From the Record:
The decline in housing values has not fallen equally on all towns.
A Record analysis of home prices in the first half of 2011 (the latest available in public records) found that, overall, prices were down about 3 percent in Bergen and Passaic counties from the period a year earlier. (Prices are down 17 percent in Bergen and 21.6 percent in Passaic since 2007, when housing prices peaked.)
But in early 2011 at least, wealthier towns generally fared better than lower-income areas affected by the foreclosure crisis.
In addition, less-affluent towns were more affected by tighter mortgage standards and unemployment above 9 percent.
Geography played a role, too.
Towns in eastern Bergen County, close to the George Washington Bridge, also seemed to hold their value better from 2010 to 2011.
From the Press of Atlantic City:
U.S. Census reports show that while the number of total housing units increased nationally by almost 14 percent from 2000 to 2010, the number of vacant housing units ballooned by almost 44 percent.
Michael Busler, a fellow at the William J. Hughes Center for Public Policy at Richard Stockton College, says the gloomy trend may not have reached its end point. “It’s going to get a little bit worse before it gets better,” he said.
New Jersey’s numbers are just as striking — an increase in housing of more than 7 percent while the number of vacant units increased by more than 38 percent.
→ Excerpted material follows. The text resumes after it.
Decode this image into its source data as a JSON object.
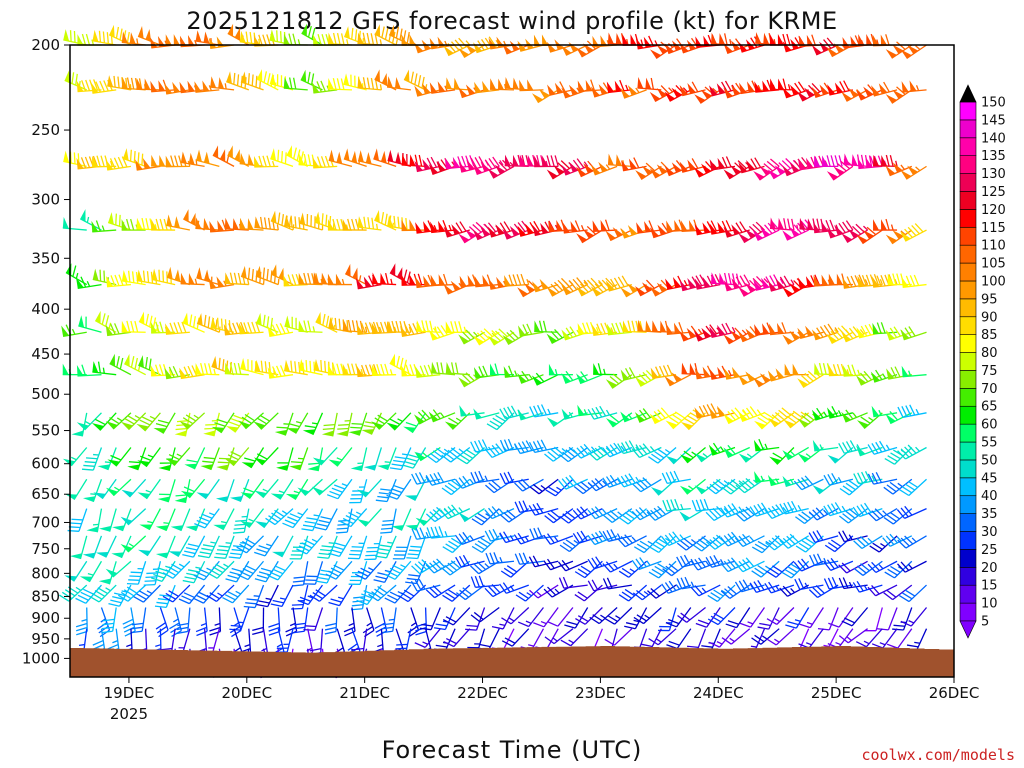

One Essex County town, Belleville, for example, saw the number of vacant housing units jump 134 percent as the number of overall units went up just 1 percent.
Locally, 14 of 23 Atlantic County municipalities have seen the number of vacant housing units increase by 16 percent or more from 2000 to 2010. In addition, 11 of 16 towns in Cape May County and 10 of 14 towns in Cumberland County have seen a similar jump.
“People are becoming frustrated by the system, and a lot of them are walking away from properties,” said James Schroeder, an attorney and real estate agent with Keller Williams in Northfield. He cited statistics from the New Jersey Law Review stating that there were 1.5 million homes nationwide in foreclosure and ready for sale, another 3.5 million to 4 million within three to six months of being sold.
In the end, he said, his company believes that it will be another five to seven years before the traditional housing market picks up again.
Cape May County saw an overall increase in vacant units for sale, not seasonal, of 75 percent compared with just an 8 percent increase in total units.
Upper Township saw an increase of 232 percent (83 vacant units for sale in 2010 compared with 25 in 2000), while Cape May saw a 245 percent increase (38 compared to 11), Wildwood Crest a 442 percent increase (130 compared to 24) and Cape May Point a whopping 650 percent increase (15 compared to 2).
Nine Atlantic County towns have seen increases in vacant units for sale of 75 percent or more, including increases of 100 percent in Longport and Estell Manor, 111 percent in Buena Vista Township, 126 percent in Linwood and 204 percent in Somers Point — which saw the number of homes vacant and for sale almost triple, going from 24 in 2000 to 73 in 2010.
Nine other towns in the county have a double-digit increase in the percentage of vacant units for sale, leading to a 32 percent increase overall — in a county that saw just an 11 percent increase in total units.
In Ocean County, the number of homes vacant and for sale in Barnegat Township more than doubled (76 to 172). In Stafford Township, that figure jumped from 151 to 272.